Read our article on Lowes vs Home Depot store cards for more information.
22. Consider Buying or Leasing a Car
Aixa Vilar, Ecommerce Expert, Emerchantbroker.com
If you do not need to have a loan or apply for a secured credit card to begin building your credit, then consider leasing a car. Making monthly payments on a car lease is one quick way to build your credit score. Just make sure the lessor of your car reports your payment activities to the credit reporting agencies.
23. Get a Secured Credit Card
Tom Tessin, Owner, HowMuchIsIt.org
If you are just beginning to build your own credit, the best thing to do is to apply for a secured credit card and use it to your regular monthly expenses. Be sure to pay off your bill promptly every month. It’s easy to get approved for a secured credit cardand while those cards do have a higher APR and annual fee, it’s a good way to begin building your own personal creditcard.
For more information, read our article on the best secured credit card.
24. Pay Your Bills on Time, Every Time
James Hendrickson, Finance Expert, SavingAdvice.com
Generally, the best thing to do to build or improve your personal credit is to pay your bills on time and repay your debts when you can. This is because credit scores are heavily impacted by your payment history as well as the balance you owe. Make sure that you don’t default in paying your bills.
25. Maintain a Poor Credit Balance
Andrea Woroch, Consumer Finance Expert, www.AndreaWoroch.com
Maintaining a minimal balance will allow you to handle timely payments and increase your credit rating. Be sure to use your credit card take a loan only once you need to. Don’t to put in your credit card every time you make a purchase. Additionally, try to keep your lifestyle within your financial capacity and make certain that you have enough savings in case of emergency.

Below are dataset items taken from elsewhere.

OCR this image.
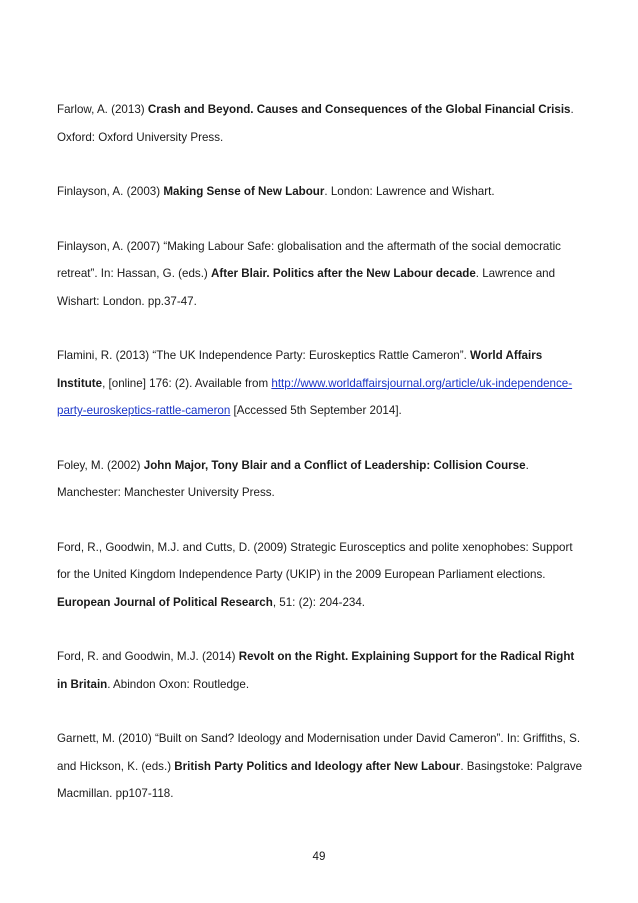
Farlow, A. (2013) Crash and Beyond. Causes and Consequences of the Global Financial Crisis. Oxford: Oxford University Press.

Finlayson, A. (2003) Making Sense of New Labour. London: Lawrence and Wishart.

Finlayson, A. (2007) “Making Labour Safe: globalisation and the aftermath of the social democratic retreat”. In: Hassan, G. (eds.) After Blair. Politics after the New Labour decade. Lawrence and Wishart: London. pp.37-47.

Flamini, R. (2013) “The UK Independence Party: Euroskeptics Rattle Cameron”. World Affairs Institute, [online] 176: (2). Available from http://www.worldaffairsjournal.org/article/uk-independence-party-euroskeptics-rattle-cameron [Accessed 5th September 2014].

Foley, M. (2002) John Major, Tony Blair and a Conflict of Leadership: Collision Course. Manchester: Manchester University Press.

Ford, R., Goodwin, M.J. and Cutts, D. (2009) Strategic Eurosceptics and polite xenophobes: Support for the United Kingdom Independence Party (UKIP) in the 2009 European Parliament elections. European Journal of Political Research, 51: (2): 204-234.

Ford, R. and Goodwin, M.J. (2014) Revolt on the Right. Explaining Support for the Radical Right in Britain. Abindon Oxon: Routledge.

Garnett, M. (2010) “Built on Sand? Ideology and Modernisation under David Cameron”. In: Griffiths, S. and Hickson, K. (eds.) British Party Politics and Ideology after New Labour. Basingstoke: Palgrave Macmillan. pp107-118.

49
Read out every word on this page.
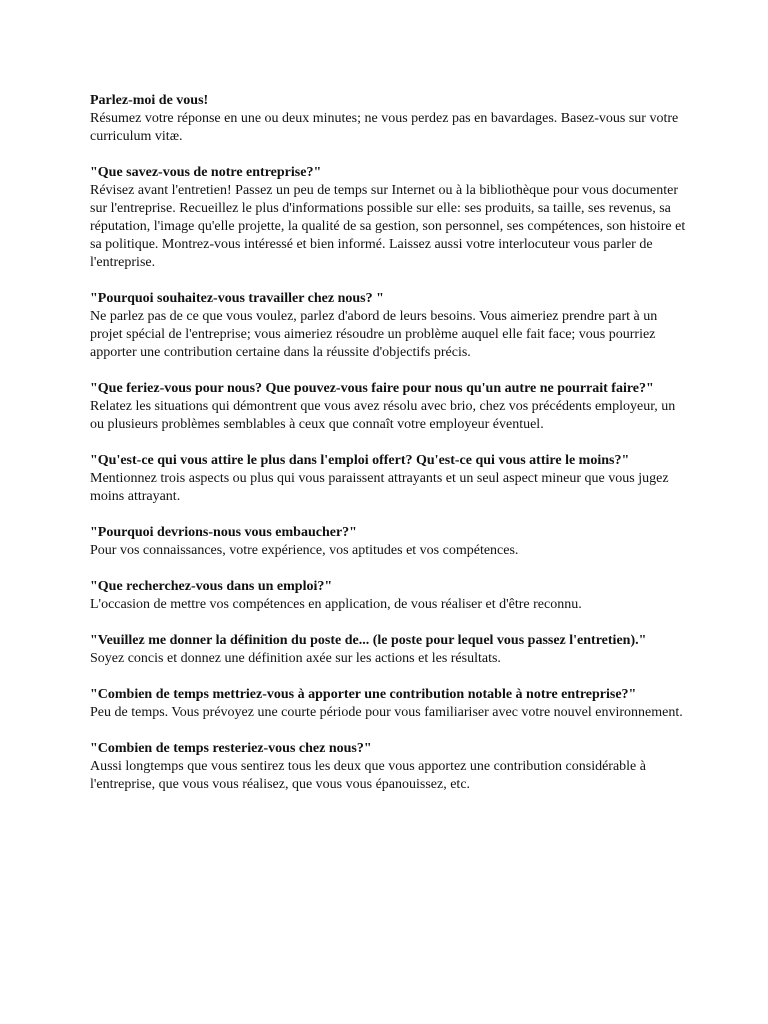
Parlez-moi de vous!
Résumez votre réponse en une ou deux minutes; ne vous perdez pas en bavardages. Basez-vous sur votre curriculum vitæ.
"Que savez-vous de notre entreprise?"
Révisez avant l'entretien! Passez un peu de temps sur Internet ou à la bibliothèque pour vous documenter sur l'entreprise. Recueillez le plus d'informations possible sur elle: ses produits, sa taille, ses revenus, sa réputation, l'image qu'elle projette, la qualité de sa gestion, son personnel, ses compétences, son histoire et sa politique. Montrez-vous intéressé et bien informé. Laissez aussi votre interlocuteur vous parler de l'entreprise.
"Pourquoi souhaitez-vous travailler chez nous? "
Ne parlez pas de ce que vous voulez, parlez d'abord de leurs besoins. Vous aimeriez prendre part à un projet spécial de l'entreprise; vous aimeriez résoudre un problème auquel elle fait face; vous pourriez apporter une contribution certaine dans la réussite d'objectifs précis.
"Que feriez-vous pour nous? Que pouvez-vous faire pour nous qu'un autre ne pourrait faire?"
Relatez les situations qui démontrent que vous avez résolu avec brio, chez vos précédents employeur, un ou plusieurs problèmes semblables à ceux que connaît votre employeur éventuel.
"Qu'est-ce qui vous attire le plus dans l'emploi offert? Qu'est-ce qui vous attire le moins?"
Mentionnez trois aspects ou plus qui vous paraissent attrayants et un seul aspect mineur que vous jugez moins attrayant.
"Pourquoi devrions-nous vous embaucher?"
Pour vos connaissances, votre expérience, vos aptitudes et vos compétences.
"Que recherchez-vous dans un emploi?"
L'occasion de mettre vos compétences en application, de vous réaliser et d'être reconnu.
"Veuillez me donner la définition du poste de... (le poste pour lequel vous passez l'entretien)."
Soyez concis et donnez une définition axée sur les actions et les résultats.
"Combien de temps mettriez-vous à apporter une contribution notable à notre entreprise?"
Peu de temps. Vous prévoyez une courte période pour vous familiariser avec votre nouvel environnement.
"Combien de temps resteriez-vous chez nous?"
Aussi longtemps que vous sentirez tous les deux que vous apportez une contribution considérable à l'entreprise, que vous vous réalisez, que vous vous épanouissez, etc.
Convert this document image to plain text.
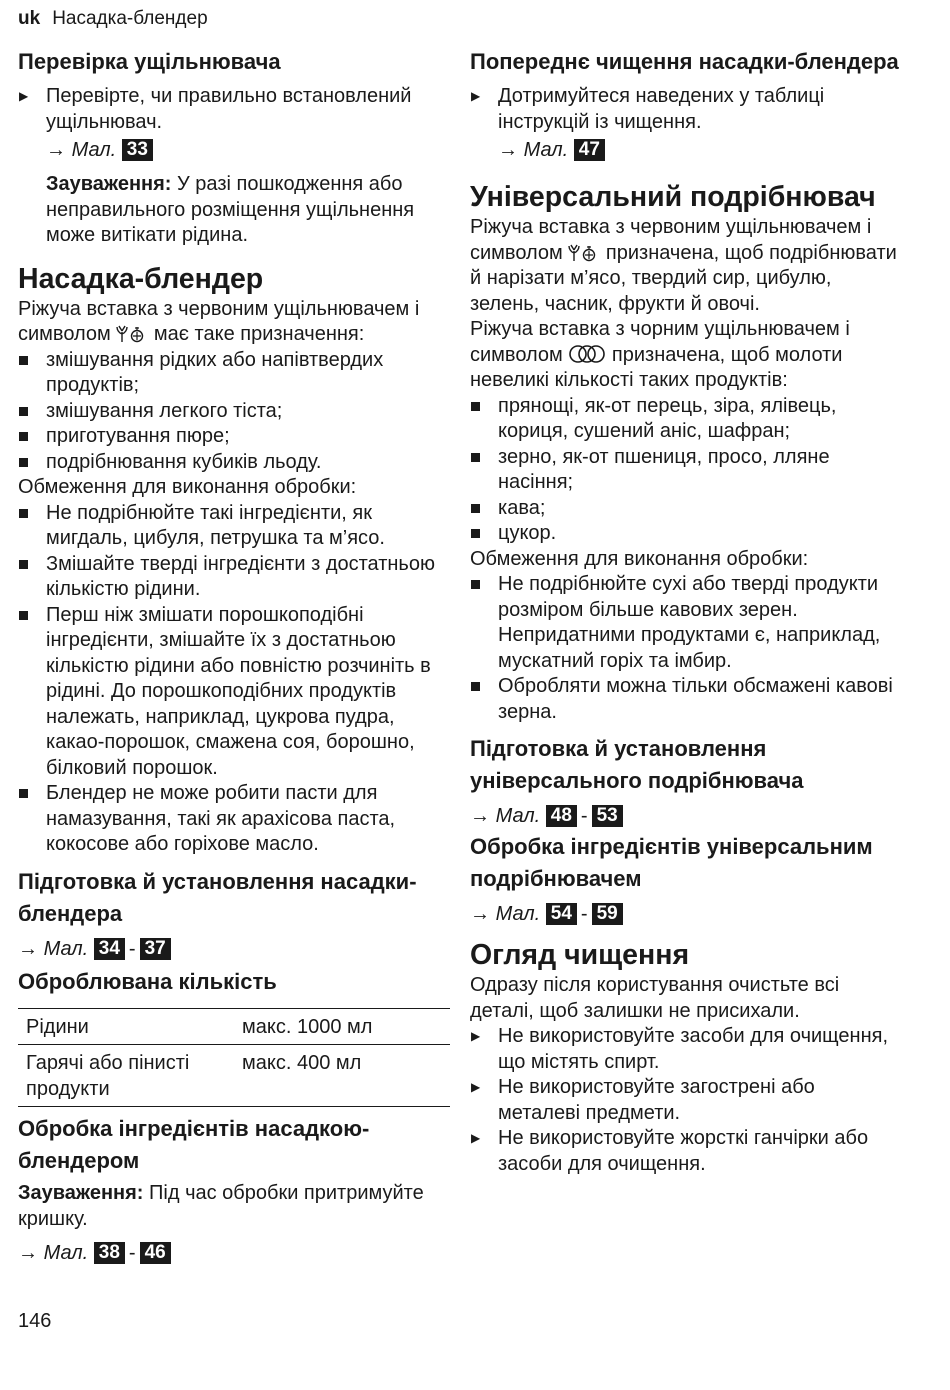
uk Насадка-блендер
Перевірка ущільнювача
▶ Перевірте, чи правильно встановлений ущільнювач.
→ Мал. 33

Зауваження: У разі пошкодження або неправильного розміщення ущільнення може витікати рідина.

Насадка-блендер

Ріжуча вставка з червоним ущільнювачем і символом має таке призначення:

змішування рідких або напівтвердих продуктів;
змішування легкого тіста;
приготування пюре;
подрібнювання кубиків льоду.

Обмеження для виконання обробки:

Не подрібнюйте такі інгредієнти, як мигдаль, цибуля, петрушка та м’ясо.
Змішайте тверді інгредієнти з достатньою кількістю рідини.
Перш ніж змішати порошкоподібні інгредієнти, змішайте їх з достатньою кількістю рідини або повністю розчиніть в рідині. До порошкоподібних продуктів належать, наприклад, цукрова пудра, какао-порошок, смажена соя, борошно, білковий порошок.
Блендер не може робити пасти для намазування, такі як арахісова паста, кокосове або горіхове масло.
Підготовка й установлення насадки-блендера
→ Мал. 34 - 37
Оброблювана кількість
Рідини	макс. 1000 мл
Гарячі або пінисті продукти	макс. 400 мл
Обробка інгредієнтів насадкою-блендером

Зауваження: Під час обробки притримуйте кришку.

→ Мал. 38 - 46
Попереднє чищення насадки-блендера
▶ Дотримуйтеся наведених у таблиці інструкцій із чищення.
→ Мал. 47
Універсальний подрібнювач

Ріжуча вставка з червоним ущільнювачем і символом призначена, щоб подрібнювати й нарізати м’ясо, твердий сир, цибулю, зелень, часник, фрукти й овочі.

Ріжуча вставка з чорним ущільнювачем і символом призначена, щоб молоти невеликі кількості таких продуктів:

прянощі, як-от перець, зіра, ялівець, кориця, сушений аніс, шафран;
зерно, як-от пшениця, просо, лляне насіння;
кава;
цукор.

Обмеження для виконання обробки:

Не подрібнюйте сухі або тверді продукти розміром більше кавових зерен. Непридатними продуктами є, наприклад, мускатний горіх та імбир.
Обробляти можна тільки обсмажені кавові зерна.
Підготовка й установлення універсального подрібнювача
→ Мал. 48 - 53
Обробка інгредієнтів універсальним подрібнювачем
→ Мал. 54 - 59
Огляд чищення

Одразу після користування очистьте всі деталі, щоб залишки не присихали.

▶ Не використовуйте засоби для очищення, що містять спирт.
▶ Не використовуйте загострені або металеві предмети.
▶ Не використовуйте жорсткі ганчірки або засоби для очищення.
146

26. Apply for a Loan With Co-Signer
1 easy method to build your credit is to open a loan account with a co-signer who has good credit. A co-signer is someone who agrees to cover the loan in case you can’t make payments. Since the co-signer will probably be responsible for the loan, MoneyUnder30 recommends that you make sure to pay for your loan responsibly. Failure to do so may not only destroy your credit, it may also mess up your relationships.
27. Apply For A Credit-Builder Loan
The sole goal of a credit-builder loan is to assist with building credit. It works as a forced savings plan. The money you borrowed is held by the lender in a single account. This may only be released to you when you pay back the sum loaned. Your payment actions are reported to the credit bureau, thereby assisting you to build your credit score.
Bottom Line — Ways to Build Credit
As credit construction is both a journey and a process, you have to be patient because it takes time. If it comes to building great credit, it is far better to start off perfect. Good habits are a way to ensure that you’re on the ideal track. Utilize these 27 expert tips for building personal credit to help guide you along the way.